California has made itself known for setting ambitious goals to transition toward renewable energy sources, as in the goal to remove as many carbon emissions as it releases by 2045. But while the state produces about half as much crude oil each day as it did in the 2000s, it is still also among the top oil producers in the country, according to the U.S. Department of Energy. It trails behind states that include Texas, New Mexico and North Dakota.
Newsom’s administration has passed numerous laws and regulations aimed at shrinking the oil and gas industry. He wants to halt all oil drilling in the state by 2045 and signed a law last year to ban new wells within 3,200 feet of homes, schools, parks and other community sites.
That law was put on hold because the oil industry qualified a referendum to ask voters to overturn it in November 2024. Environmental advocates launched a campaign Wednesday to put a separate measure on the ballot to try to keep the law.
“People who live next to oil wells get very, very sick. Californians who live next to this stuff, they have headaches, nosebleeds, nausea,” said Kassie Siegel, director of the nonprofit Center for Biological Diversity’s Climate Law Institute. “You do not want the oil company moving in next door.”

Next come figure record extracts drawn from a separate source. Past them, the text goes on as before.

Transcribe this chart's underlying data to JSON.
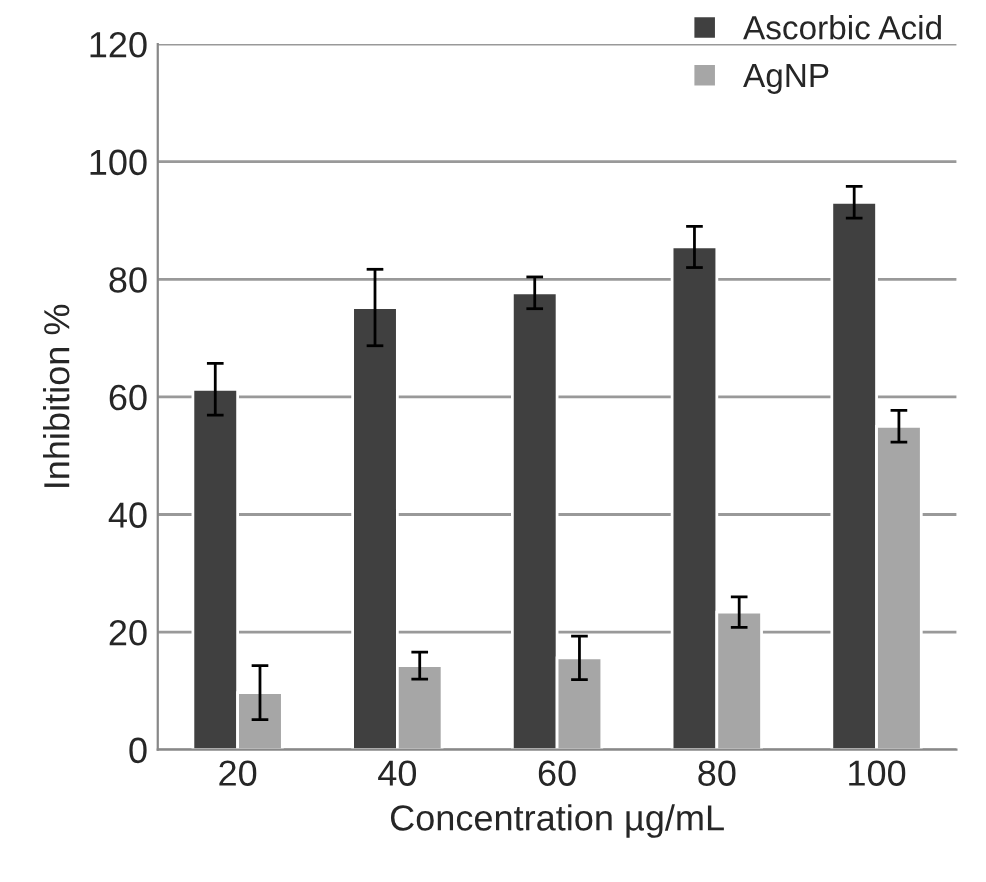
{
  "chart_data": {
    "type": "bar",
    "xlabel": "Concentration µg/mL",
    "ylabel": "Inhibition %",
    "categories": [
      "20",
      "40",
      "60",
      "80",
      "100"
    ],
    "series": [
      {
        "name": "Ascorbic Acid",
        "color": "#404040",
        "values": [
          61.3,
          75.2,
          77.7,
          85.5,
          93.1
        ],
        "errors": [
          4.4,
          6.5,
          2.7,
          3.5,
          2.7
        ]
      },
      {
        "name": "AgNP",
        "color": "#a6a6a6",
        "values": [
          9.7,
          14.3,
          15.6,
          23.4,
          55.0
        ],
        "errors": [
          4.6,
          2.3,
          3.7,
          2.6,
          2.7
        ]
      }
    ],
    "ylim": [
      0,
      120
    ],
    "yticks": [
      0,
      20,
      40,
      60,
      80,
      100,
      120
    ],
    "grid": "y",
    "legend": "top right"
  }
}
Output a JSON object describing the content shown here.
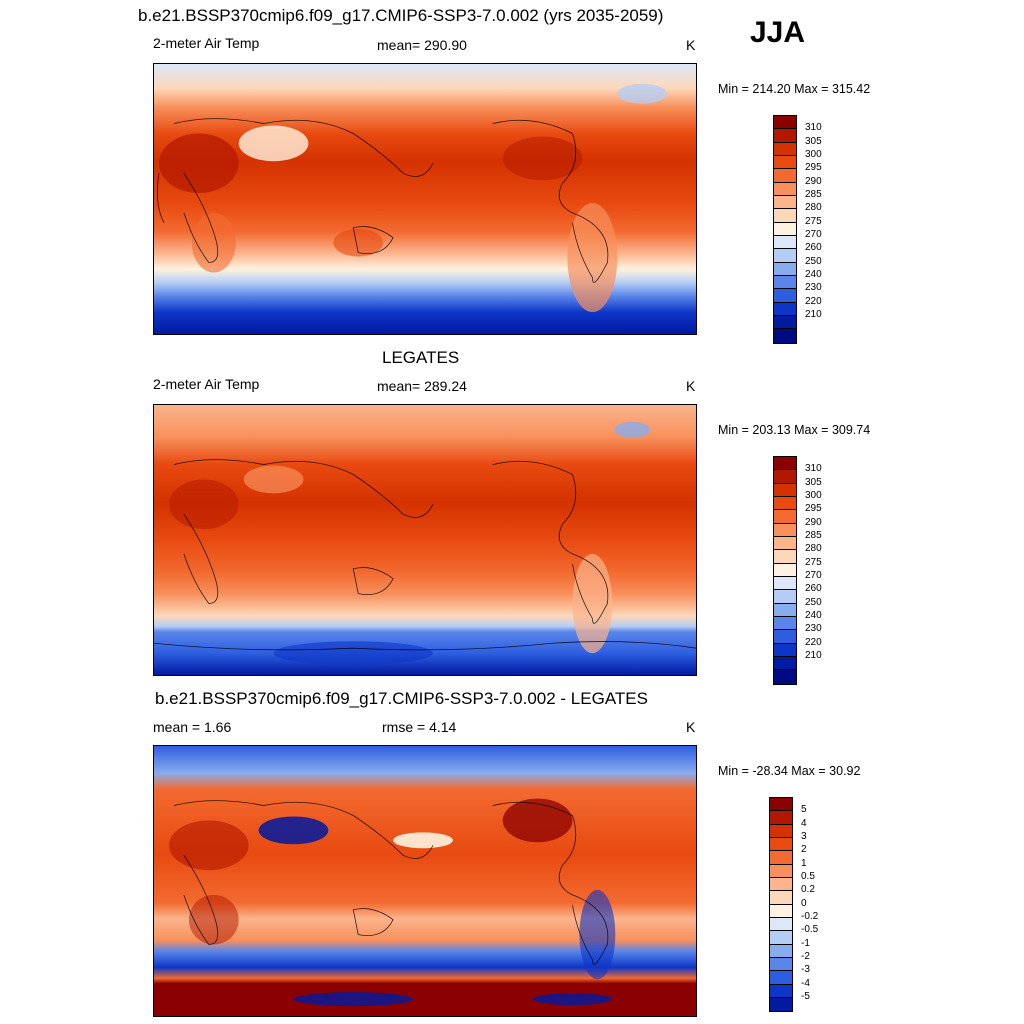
{
  "season": "JJA",
  "panels": [
    {
      "header": "b.e21.BSSP370cmip6.f09_g17.CMIP6-SSP3-7.0.002 (yrs 2035-2059)",
      "left": "2-meter Air Temp",
      "center": "mean= 290.90",
      "units": "K",
      "minmax": "Min = 214.20 Max = 315.42"
    },
    {
      "header": "LEGATES",
      "left": "2-meter Air Temp",
      "center": "mean= 289.24",
      "units": "K",
      "minmax": "Min = 203.13 Max = 309.74"
    },
    {
      "header": "b.e21.BSSP370cmip6.f09_g17.CMIP6-SSP3-7.0.002 - LEGATES",
      "left": "mean =   1.66",
      "center": "rmse =   4.14",
      "units": "K",
      "minmax": "Min = -28.34 Max =  30.92"
    }
  ],
  "abs_colorbar": {
    "labels": [
      "310",
      "305",
      "300",
      "295",
      "290",
      "285",
      "280",
      "275",
      "270",
      "260",
      "250",
      "240",
      "230",
      "220",
      "210"
    ],
    "colors": [
      "#8b0000",
      "#b21800",
      "#d43200",
      "#e84a10",
      "#f26a30",
      "#f8905c",
      "#fbb48c",
      "#fdd8b8",
      "#fff2e0",
      "#dce8f8",
      "#b4cdf4",
      "#88acee",
      "#5a86ea",
      "#2d5ee0",
      "#0d36c8",
      "#001aa0",
      "#000a80"
    ]
  },
  "diff_colorbar": {
    "labels": [
      "5",
      "4",
      "3",
      "2",
      "1",
      "0.5",
      "0.2",
      "0",
      "-0.2",
      "-0.5",
      "-1",
      "-2",
      "-3",
      "-4",
      "-5"
    ],
    "colors": [
      "#8b0000",
      "#b21800",
      "#d43200",
      "#e84a10",
      "#f26a30",
      "#f8905c",
      "#fbb48c",
      "#fdd8b8",
      "#fff2e0",
      "#dce8f8",
      "#b4cdf4",
      "#88acee",
      "#5a86ea",
      "#2d5ee0",
      "#0d36c8",
      "#001aa0"
    ]
  }
}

The California Independent Petroleum Association is behind the referendum to ask voters to overturn the law, and the group collected enough signatures earlier this year to put it on the ballot. Rock Zierman, the group’s CEO, said keeping the law would burden oil companies in California at a time when they already have to follow what he called some of the strictest environmental and labor laws in the world.
The Legislature is weighing whether to change the referendum process, so Californians don’t get confused about whether they’re voting to uphold or to overturn a law. The legislation would have voters decide to either “keep the law” or to “overturn the law.” That would mean a departure from a “yes” vote to keep the law or a “no” vote to overturn it.